Mon-El acts like she needs someone to take care of her, he disregards her wishes, he constantly lies and has repeatedly told her she is not the hero she thinks she is. Kara has done well on her own, she has done well with her team, and she has never needed a savior. He tries to isolate her from her friends and family. If he knew Kara at all, he would have known that she would NEVER leave those she loves. And in reality, he is only trying to shirk his responsibilities to Daxam.
He makes her question who she is which is what she spent the entire first season figuring out. The line “Maybe being Supergirl and having you is enough” is the most out of character thing I have ever heard. That has never been enough for Kara. She needs her friends and her sister. Her job at CatCo was the one thing she could fall back on when being Supergirl was becoming too much; it was the one thing that made her feel complete.
It could have had potential. It could have been good. The show is a completely other canon of course, but they did draw from the comics. In the comics, Mon-El works with Superman, he works with Superboy, he joins L.E.G.I.O.N, which is a team of extraterrestrial superheroes. He wants to be a hero in the comics. He could have been made into a hero on the show. But instead, he’s a self-proclaimed misogynist and ex-slave-owner who defends his planet’s traditions, which are universally acknowledged as horrendous.
They even gave him a possible saving grace. He could have chosen to go back to Daxam and fix the society for the better but he was selfish, took the easy way out and stayed on Earth. The only reason he shows any interest in saving anything is because he wants to impress Kara, not because he has any internal force that tells him to do this. Kara was born with the urge and need to help people, that is what is at her core. She has had to push Mon-El to try to make him into a hero and they have solidified that that is not who he ever wanted to be. And if that is not for him, that is allowed. But then his storyline of becoming a hero needs to be halted.
He has not grown at all over this season. Every single episode is the same. He and Kara start out on as good of a footing as they can be on, then they fight because he does something that goes against her values, he does his pleading for her to take him back, and she forgives anything he said or did while they were fighting. At one point, she breaks up with him for very good reasons, “I deserve better than being lied to,” along with the others listed above. But in the next episode, she instantly forgives him for absolutely no reason. Because the Music Meister told her to? With the line, “Love is about letting yourself be saved,” I’m not sure anyone should be taking his advice. Nothing had changed. Mon-El was exactly who he had always been.
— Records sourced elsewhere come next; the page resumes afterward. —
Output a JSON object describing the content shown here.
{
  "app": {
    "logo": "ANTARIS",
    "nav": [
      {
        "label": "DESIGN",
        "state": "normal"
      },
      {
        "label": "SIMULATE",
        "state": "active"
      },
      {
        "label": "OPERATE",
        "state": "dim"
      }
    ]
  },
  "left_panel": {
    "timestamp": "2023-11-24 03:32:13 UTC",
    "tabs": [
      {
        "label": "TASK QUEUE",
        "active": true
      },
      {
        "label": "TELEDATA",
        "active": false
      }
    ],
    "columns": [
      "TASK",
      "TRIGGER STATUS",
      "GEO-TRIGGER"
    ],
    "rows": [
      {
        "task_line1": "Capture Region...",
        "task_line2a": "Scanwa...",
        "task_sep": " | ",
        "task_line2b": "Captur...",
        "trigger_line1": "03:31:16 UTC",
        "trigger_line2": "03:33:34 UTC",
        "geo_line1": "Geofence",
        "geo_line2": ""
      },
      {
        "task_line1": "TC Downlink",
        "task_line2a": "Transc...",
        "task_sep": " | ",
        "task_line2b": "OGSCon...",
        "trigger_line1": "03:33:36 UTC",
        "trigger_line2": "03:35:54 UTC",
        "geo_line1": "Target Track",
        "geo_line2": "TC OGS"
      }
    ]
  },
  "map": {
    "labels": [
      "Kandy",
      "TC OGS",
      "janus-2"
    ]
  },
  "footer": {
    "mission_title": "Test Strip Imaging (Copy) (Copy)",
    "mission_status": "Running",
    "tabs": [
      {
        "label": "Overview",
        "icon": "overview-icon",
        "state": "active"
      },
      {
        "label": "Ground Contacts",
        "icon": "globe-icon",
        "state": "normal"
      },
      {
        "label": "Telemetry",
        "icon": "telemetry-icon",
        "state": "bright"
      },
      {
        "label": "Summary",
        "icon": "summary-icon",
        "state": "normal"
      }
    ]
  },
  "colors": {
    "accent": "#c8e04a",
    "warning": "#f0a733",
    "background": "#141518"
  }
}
And the problems with Mon-El are even more exposed when paralleled with Kara’s other friends and family as seen in this gifset:
Here’s the crux of the matter. The parts of Supergirl that are good, are really good and sometimes great such as the best scene of season two:
But the bad parts have become overwhelming. They overshadow the good. This show has a duty to care. It has a duty to continue being about fierce women. It has a duty to all the young girls who look up to Supergirl, to show them just how incredible they are and to teach them responsible and healthy lessons.
It has a duty to be about Supergirl, a woman who can change the world.